Deepest appreciation to Scott Luft and George Angwin.

History of the anti-nuclear comments

Also, Scott Luft compiled a "storify" of his twitter interchange with Mark Z. Jacobson on this subject.    In my opinion, Jacobson comes off badly in the exchange. It doesn't take complex work to show the flaws in Jacobson's arguments.  You simply start with quoting him directly, and the facts take it from there.


Steve Aplin said...

"Nuclear went down, natural gas wasn't available, and oil and coal use went up. Nothing to celebrate. We're not looking at "green" energy expanding."

Absolutely yes. And that's just electricity. Natgas use did go up, for exactly the reason you mention -- it was cold. Vermont is the same as Ontario, and the Ontario energy peak is, and always has been, in winter -- electricity is in long third place, behind heat (#1) and transportation (#2).

My bet is that natural gas use actually skyrocketed in Vermont during Q4 2014 and Q1 2015, by much more than the amount the graph shows it decreased in electricity generation.

If Jacobson's fantasies had any basis in reality, wind/solar would have picked up ALL VY's slack, and would have provided a hundred-or-so million MWh for heating to boot. No need for any of that gas.

But alas, his fantasies share no correspondence with reality. The graph shows wind and solar were negligible, and did nothing to mitigate fossil use IN ELECTRICITY, forget about heat and transportation.

jim said...

Thanks for that hard-worked graph I'm studying -- like every legislator ought!!

Have a Happy New Year & Keep the Flame!!

James Greenidge
Queens NY

Scott Luft said...

I posted the following comment on Facebook, and am reposting here with links to the data source:
"Quebec shut it's nuclear generating station late in 2012. It is be possible to find sales from Canada to Vermont via Canada's National Energy board: YTD October exports to Vermont from Canada, mostly Quebec, show as up just 214 GWh (2015 over 2014) - but the price was up over 10% (nearing $70/MWh)."
The numbers are pulled from Canada's National Energy Board.
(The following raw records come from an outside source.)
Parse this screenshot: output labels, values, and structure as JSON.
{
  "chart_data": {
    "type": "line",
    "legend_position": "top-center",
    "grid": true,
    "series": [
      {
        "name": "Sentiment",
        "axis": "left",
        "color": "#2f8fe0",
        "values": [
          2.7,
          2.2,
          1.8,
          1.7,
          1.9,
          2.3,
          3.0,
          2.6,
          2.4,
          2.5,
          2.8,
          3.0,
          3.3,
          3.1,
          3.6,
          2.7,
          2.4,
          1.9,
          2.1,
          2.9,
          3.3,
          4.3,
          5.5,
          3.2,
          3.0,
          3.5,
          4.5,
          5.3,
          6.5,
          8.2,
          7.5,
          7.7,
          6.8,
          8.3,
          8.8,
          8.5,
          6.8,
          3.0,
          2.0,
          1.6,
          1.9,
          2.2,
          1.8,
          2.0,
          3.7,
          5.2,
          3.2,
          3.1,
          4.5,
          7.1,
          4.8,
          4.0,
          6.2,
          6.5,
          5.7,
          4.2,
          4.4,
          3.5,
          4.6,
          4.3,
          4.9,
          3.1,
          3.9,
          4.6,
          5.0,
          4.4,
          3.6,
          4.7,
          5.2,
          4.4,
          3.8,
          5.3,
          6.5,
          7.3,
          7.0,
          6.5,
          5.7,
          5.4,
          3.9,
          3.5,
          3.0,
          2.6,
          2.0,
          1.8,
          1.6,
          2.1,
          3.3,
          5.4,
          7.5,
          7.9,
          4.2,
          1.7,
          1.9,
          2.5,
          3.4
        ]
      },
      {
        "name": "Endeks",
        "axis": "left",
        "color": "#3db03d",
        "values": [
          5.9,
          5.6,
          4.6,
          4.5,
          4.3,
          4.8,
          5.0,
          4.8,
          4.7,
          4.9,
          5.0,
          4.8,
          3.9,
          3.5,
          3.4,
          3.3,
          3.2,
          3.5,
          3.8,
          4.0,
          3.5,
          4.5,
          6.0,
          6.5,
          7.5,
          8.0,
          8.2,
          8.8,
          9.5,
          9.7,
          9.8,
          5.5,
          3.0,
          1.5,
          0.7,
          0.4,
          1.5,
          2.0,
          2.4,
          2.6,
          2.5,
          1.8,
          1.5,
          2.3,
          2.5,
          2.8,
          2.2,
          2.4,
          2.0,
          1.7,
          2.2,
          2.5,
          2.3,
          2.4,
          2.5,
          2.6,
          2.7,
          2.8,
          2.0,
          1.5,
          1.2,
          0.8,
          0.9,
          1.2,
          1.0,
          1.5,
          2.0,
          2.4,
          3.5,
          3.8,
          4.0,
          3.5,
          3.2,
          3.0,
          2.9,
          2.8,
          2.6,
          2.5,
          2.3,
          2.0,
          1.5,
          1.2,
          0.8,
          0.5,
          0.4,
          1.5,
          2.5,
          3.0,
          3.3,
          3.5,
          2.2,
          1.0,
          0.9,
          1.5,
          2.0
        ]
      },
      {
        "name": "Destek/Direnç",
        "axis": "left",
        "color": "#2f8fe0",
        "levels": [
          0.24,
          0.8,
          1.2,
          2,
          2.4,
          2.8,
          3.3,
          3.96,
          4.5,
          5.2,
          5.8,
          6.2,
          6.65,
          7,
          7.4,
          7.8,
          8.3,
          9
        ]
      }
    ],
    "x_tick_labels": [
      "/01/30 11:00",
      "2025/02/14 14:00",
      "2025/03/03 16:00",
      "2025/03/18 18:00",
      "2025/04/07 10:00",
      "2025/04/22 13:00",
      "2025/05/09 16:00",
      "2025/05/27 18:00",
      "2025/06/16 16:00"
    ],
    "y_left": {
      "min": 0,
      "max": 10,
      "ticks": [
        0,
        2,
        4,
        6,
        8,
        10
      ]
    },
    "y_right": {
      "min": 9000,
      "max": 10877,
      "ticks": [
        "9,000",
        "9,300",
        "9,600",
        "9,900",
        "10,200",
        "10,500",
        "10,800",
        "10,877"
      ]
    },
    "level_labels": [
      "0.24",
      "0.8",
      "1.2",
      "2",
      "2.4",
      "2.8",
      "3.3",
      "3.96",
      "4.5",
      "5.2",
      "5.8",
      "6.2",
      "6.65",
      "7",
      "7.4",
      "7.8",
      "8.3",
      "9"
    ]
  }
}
International traders are authorized and file reports inclusive of client for export sales. The data I calculated my comments from was October year-to-date totals for both 2014 and 2015 taken from Table 3A - Export Sales Summary Report by Destination" -

I'll note there is an excellent, related, summary of changes in the New England ISO system up on Linkedin, by Energy VP External Affairs Mike Twomey:

Meredith Angwin said...

Thank you all for your comments!

Steve, Jacobson believes in Water Wind and Sun. His plans don't even include biomass or any type of heat engine except geothermal. If you go to his website and look at his staff leadership---it includes a "creative director" and a "producer." I think he is more about publicity than facts.

James. Thank you. Happy New Year to you and your family. I always love to see your name on a comment.

Scott, I appreciate this. Once again, Blogspot annoys me by not bringing the links over in a comment. Your links are important! So, I will try to bring them over myself by hand-doing the html link. Here goes. Hope it works.

Canadian link

Twomey link

Unknown said...


It would seem that in the US north, a great percentage of buildings use natural gas direct heating. This actually makes sense. Economically speaking, if your goal is heat, it makes far more sense to heat space by directly burning natural gas, than to use natural gas to generate electricity - because, of course, as you know (since you have been in chemistry and energy issues for a long time) you have to burn 2 to 3 times as much gas to generate the electricity to produce equivalent heat to directly burning the natural gas.

But, it also raises another important point - 1) If we are to seriously cut greenhouse gas emissions in the country, we need to move to heating by a combination of clean electricity and, possibly, geothermal energy (that is, electric geothermal heatpump systems); 2) The ONLY source of electricity that is reliable enough in the winter to make sure that people don't freeze, is nuclear.

Wind and Solar are just too unreliable to use for heat in the northern US, Canada, etc. So, if for no other reason, we should build nuclear for clean electric heat in the winter. . . and use the electricity for other purposes the rest of the year (I think we can find ways to put the electricity to use ;-) ).